Z "francuzem" na piwo i wygraną z automatu
W poniedziałek 23 listopada około godz. 20.30 policjanci Wydziału Kryminalnego KPP w Bochni na podstawie działań operacyjno-wykrywczych zatrzymali na gorącym uczynku sprawcę włamania i kradzieży do lokalu gastronomicznego naprzeciwko dworca PKP w Bochni.
38-letni mieszkaniec Bochni "wszedł" wprost w ręce policji, kiedy wychodził przez wybity wcześniej otwór w szybie w drzwiach. Miał przy sobie pomocne mu narzędzia tj. kleszcze, wkrętaki i klucze np. typu "francuz" a także łup w postaci 8 butelek piwa.

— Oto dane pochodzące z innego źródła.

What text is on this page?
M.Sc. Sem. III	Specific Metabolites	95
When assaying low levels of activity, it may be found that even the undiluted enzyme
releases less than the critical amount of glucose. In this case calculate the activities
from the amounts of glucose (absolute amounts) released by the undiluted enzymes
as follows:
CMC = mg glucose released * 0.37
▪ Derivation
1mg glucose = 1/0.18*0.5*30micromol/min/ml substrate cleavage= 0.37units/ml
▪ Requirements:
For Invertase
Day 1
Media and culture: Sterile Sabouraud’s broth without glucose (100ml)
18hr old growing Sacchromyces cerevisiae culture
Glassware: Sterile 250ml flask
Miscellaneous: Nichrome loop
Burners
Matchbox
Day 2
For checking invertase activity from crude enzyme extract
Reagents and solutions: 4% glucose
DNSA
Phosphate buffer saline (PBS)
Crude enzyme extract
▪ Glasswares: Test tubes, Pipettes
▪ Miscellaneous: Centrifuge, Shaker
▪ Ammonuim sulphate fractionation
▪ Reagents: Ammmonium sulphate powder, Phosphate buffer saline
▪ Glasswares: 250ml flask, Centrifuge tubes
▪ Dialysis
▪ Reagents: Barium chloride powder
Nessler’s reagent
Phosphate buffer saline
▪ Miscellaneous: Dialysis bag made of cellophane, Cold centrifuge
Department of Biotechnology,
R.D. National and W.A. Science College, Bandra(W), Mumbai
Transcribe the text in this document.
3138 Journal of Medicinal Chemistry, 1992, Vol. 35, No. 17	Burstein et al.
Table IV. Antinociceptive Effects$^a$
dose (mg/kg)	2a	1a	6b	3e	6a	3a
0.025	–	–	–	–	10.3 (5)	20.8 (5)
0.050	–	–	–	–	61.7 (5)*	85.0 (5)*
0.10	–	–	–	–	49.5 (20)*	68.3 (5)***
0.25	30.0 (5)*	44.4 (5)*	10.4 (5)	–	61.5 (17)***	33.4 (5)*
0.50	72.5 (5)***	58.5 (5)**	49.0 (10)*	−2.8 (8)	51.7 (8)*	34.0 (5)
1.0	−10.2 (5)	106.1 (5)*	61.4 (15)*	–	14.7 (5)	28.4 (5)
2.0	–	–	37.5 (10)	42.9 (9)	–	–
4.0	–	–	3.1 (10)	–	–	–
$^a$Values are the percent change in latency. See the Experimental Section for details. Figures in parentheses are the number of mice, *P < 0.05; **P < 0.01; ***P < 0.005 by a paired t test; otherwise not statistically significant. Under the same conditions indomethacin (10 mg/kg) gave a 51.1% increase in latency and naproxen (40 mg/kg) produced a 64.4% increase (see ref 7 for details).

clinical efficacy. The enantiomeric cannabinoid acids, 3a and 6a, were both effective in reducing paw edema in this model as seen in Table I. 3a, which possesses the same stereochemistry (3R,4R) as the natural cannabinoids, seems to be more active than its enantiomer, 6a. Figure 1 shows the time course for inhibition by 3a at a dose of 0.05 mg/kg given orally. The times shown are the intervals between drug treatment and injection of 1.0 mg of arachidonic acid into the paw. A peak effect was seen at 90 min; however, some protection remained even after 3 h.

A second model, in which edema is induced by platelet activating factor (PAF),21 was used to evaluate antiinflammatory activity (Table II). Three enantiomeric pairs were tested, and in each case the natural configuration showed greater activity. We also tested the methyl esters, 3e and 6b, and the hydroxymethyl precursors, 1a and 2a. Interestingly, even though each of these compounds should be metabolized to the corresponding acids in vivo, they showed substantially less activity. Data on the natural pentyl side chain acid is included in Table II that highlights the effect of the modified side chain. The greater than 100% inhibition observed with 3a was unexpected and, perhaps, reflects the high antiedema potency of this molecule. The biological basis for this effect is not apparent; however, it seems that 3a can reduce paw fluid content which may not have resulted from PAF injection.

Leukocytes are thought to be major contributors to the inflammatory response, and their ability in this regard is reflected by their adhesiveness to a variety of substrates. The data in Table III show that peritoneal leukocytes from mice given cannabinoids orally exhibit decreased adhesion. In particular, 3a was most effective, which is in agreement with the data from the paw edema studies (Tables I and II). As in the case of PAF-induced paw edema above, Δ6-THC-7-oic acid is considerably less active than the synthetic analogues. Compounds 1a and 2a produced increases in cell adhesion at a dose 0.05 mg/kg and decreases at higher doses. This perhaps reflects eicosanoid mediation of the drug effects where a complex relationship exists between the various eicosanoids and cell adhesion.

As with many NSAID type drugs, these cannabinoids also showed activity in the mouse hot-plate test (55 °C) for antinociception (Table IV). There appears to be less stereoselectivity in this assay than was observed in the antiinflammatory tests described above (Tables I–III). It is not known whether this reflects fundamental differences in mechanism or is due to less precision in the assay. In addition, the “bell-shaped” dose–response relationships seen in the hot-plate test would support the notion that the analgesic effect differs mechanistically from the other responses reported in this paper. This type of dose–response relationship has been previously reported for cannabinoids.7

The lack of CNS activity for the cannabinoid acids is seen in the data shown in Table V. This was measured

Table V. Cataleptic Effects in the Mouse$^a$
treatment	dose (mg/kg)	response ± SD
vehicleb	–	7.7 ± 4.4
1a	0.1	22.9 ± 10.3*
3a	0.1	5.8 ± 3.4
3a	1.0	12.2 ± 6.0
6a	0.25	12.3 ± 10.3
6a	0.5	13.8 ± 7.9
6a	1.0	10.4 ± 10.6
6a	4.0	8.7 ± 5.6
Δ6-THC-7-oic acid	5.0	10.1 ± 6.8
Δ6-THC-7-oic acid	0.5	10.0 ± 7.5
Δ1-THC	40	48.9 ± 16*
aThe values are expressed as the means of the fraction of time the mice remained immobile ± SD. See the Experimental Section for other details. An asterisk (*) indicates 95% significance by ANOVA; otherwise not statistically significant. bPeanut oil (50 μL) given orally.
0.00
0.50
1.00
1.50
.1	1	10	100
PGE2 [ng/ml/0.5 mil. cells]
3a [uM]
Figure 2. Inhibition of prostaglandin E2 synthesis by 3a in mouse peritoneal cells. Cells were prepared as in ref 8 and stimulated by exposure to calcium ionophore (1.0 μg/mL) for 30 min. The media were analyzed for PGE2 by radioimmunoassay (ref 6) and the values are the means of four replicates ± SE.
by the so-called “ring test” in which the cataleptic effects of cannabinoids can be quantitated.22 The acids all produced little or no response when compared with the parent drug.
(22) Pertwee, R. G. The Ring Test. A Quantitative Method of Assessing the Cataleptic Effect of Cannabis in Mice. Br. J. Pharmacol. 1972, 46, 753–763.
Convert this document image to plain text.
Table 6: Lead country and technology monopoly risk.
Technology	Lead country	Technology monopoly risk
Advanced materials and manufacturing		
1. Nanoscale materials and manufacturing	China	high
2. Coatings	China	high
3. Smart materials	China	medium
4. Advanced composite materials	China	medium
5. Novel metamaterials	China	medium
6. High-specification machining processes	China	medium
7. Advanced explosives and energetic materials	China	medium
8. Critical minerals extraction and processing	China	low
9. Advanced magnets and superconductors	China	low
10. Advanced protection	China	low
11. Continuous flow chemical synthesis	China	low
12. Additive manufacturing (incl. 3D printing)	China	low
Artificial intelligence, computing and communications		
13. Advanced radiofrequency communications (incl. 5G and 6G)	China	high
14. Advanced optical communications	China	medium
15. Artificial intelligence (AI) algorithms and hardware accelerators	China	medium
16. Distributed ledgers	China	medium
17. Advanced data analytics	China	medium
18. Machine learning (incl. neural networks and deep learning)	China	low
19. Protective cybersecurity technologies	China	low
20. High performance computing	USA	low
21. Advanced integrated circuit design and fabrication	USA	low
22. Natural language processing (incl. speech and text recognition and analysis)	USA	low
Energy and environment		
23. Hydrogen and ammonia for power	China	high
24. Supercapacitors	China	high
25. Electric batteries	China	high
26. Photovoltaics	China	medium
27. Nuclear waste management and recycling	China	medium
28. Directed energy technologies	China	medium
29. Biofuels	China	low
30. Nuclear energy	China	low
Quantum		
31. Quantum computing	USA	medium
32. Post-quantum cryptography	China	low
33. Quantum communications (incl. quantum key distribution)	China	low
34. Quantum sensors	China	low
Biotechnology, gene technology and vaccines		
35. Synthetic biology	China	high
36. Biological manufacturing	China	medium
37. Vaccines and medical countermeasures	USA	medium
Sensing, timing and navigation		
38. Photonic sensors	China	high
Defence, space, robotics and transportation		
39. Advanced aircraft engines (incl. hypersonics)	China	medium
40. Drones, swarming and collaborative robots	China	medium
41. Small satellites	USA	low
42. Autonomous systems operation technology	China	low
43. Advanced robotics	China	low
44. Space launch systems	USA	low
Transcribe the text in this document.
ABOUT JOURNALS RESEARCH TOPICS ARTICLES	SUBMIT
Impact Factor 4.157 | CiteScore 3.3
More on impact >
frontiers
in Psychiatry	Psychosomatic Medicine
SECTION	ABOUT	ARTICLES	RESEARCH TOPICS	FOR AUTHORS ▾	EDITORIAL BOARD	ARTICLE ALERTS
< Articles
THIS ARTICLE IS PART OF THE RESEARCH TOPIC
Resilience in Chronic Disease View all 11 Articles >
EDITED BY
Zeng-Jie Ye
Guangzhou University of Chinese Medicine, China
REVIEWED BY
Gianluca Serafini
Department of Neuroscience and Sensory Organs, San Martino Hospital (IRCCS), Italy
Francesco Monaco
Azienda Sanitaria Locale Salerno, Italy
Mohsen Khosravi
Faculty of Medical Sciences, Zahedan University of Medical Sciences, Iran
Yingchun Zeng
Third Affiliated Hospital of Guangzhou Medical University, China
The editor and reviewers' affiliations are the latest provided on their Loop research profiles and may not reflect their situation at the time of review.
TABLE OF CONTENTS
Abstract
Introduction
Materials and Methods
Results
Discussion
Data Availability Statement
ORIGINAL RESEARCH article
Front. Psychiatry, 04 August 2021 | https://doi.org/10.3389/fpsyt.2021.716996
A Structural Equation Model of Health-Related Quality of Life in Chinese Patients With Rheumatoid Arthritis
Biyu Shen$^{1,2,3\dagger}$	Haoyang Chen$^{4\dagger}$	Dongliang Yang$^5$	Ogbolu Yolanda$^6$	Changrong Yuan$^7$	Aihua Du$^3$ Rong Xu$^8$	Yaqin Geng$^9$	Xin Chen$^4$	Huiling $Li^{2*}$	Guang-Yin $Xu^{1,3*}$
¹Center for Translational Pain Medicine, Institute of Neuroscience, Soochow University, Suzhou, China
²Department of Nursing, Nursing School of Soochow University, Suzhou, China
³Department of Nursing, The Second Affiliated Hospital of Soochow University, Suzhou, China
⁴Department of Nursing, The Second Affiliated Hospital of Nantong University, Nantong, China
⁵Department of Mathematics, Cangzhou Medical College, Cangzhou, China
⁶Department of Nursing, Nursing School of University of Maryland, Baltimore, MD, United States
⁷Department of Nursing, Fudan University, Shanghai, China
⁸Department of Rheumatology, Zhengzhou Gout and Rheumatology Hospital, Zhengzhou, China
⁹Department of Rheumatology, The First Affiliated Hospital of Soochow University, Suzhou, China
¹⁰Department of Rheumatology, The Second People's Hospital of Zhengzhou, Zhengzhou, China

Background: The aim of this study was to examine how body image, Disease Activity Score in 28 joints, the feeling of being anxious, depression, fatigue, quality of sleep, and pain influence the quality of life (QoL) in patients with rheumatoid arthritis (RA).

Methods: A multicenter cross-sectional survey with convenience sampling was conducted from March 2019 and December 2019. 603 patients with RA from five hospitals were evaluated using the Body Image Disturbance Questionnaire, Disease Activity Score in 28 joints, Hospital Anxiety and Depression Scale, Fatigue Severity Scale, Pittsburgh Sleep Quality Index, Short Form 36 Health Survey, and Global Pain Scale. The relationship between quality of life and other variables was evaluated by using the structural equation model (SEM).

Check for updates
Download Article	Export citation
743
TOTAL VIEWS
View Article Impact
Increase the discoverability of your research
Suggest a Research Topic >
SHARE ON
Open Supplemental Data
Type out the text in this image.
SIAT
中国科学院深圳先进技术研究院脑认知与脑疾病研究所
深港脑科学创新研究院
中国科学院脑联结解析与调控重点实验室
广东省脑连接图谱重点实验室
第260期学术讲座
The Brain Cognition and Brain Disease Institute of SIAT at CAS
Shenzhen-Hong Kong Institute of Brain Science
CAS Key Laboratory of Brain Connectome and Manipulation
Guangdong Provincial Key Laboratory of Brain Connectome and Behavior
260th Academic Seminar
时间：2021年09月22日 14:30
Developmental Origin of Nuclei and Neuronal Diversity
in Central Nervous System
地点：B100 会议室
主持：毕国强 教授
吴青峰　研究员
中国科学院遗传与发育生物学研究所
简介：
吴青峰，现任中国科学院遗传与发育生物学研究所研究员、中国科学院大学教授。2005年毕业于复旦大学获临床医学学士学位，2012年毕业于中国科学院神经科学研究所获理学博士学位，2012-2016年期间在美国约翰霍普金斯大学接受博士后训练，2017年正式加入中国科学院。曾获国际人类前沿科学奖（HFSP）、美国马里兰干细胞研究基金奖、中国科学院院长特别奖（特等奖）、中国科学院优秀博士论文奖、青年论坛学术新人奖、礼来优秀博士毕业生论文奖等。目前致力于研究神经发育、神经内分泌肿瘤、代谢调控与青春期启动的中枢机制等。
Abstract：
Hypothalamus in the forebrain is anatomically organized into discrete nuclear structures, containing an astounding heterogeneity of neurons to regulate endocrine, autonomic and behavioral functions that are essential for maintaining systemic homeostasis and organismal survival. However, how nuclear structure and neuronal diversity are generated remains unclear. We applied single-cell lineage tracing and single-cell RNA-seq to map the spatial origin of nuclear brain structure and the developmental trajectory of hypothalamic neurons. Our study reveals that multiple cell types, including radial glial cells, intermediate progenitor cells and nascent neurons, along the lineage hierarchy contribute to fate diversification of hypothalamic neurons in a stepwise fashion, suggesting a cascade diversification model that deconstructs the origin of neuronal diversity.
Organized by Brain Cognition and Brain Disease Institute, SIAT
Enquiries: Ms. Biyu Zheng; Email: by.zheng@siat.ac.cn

Policjanci ustalili, że narzędzia te były mu pomocne przy usiłowaniu włamania do automatu gier losowych stojącego w tym lokalu. W chwili zatrzymania sprawca miał jeszcze założone na rękach rękawiczki. W chwili zatrzymania miał około 3 promili alkoholu. Właściciel lokalu oszacował straty na około 500 zł.
Zatrzymany mężczyzna jest dobrze znany bocheńskim stróżom prawa i podejrzewali, że nie działał w pojedynkę. Ich przeczucia się sprawdziły i ustalili pomocnika, którego zatrzymali kolejnego dnia. Jest on równie znany policjantom ze swej profesji. Zatrzymany to 37-letni bezdomny, któremu akurat Bochnia przypadła do gustu. W ostatnim czasie prowadzi dosyć aktywne życie nocne i prawdopodobnie ma na swoim koncie przynajmniej dwa włamania m.in. do kiosku ruchu przy ul. Floris, gdzie zadowolił się zabierając z wystawy papierosy.
W opisanych sprawach trwają czynności prowadzone przez policjantów Wydziału Dochodzeniowe — Śledczego.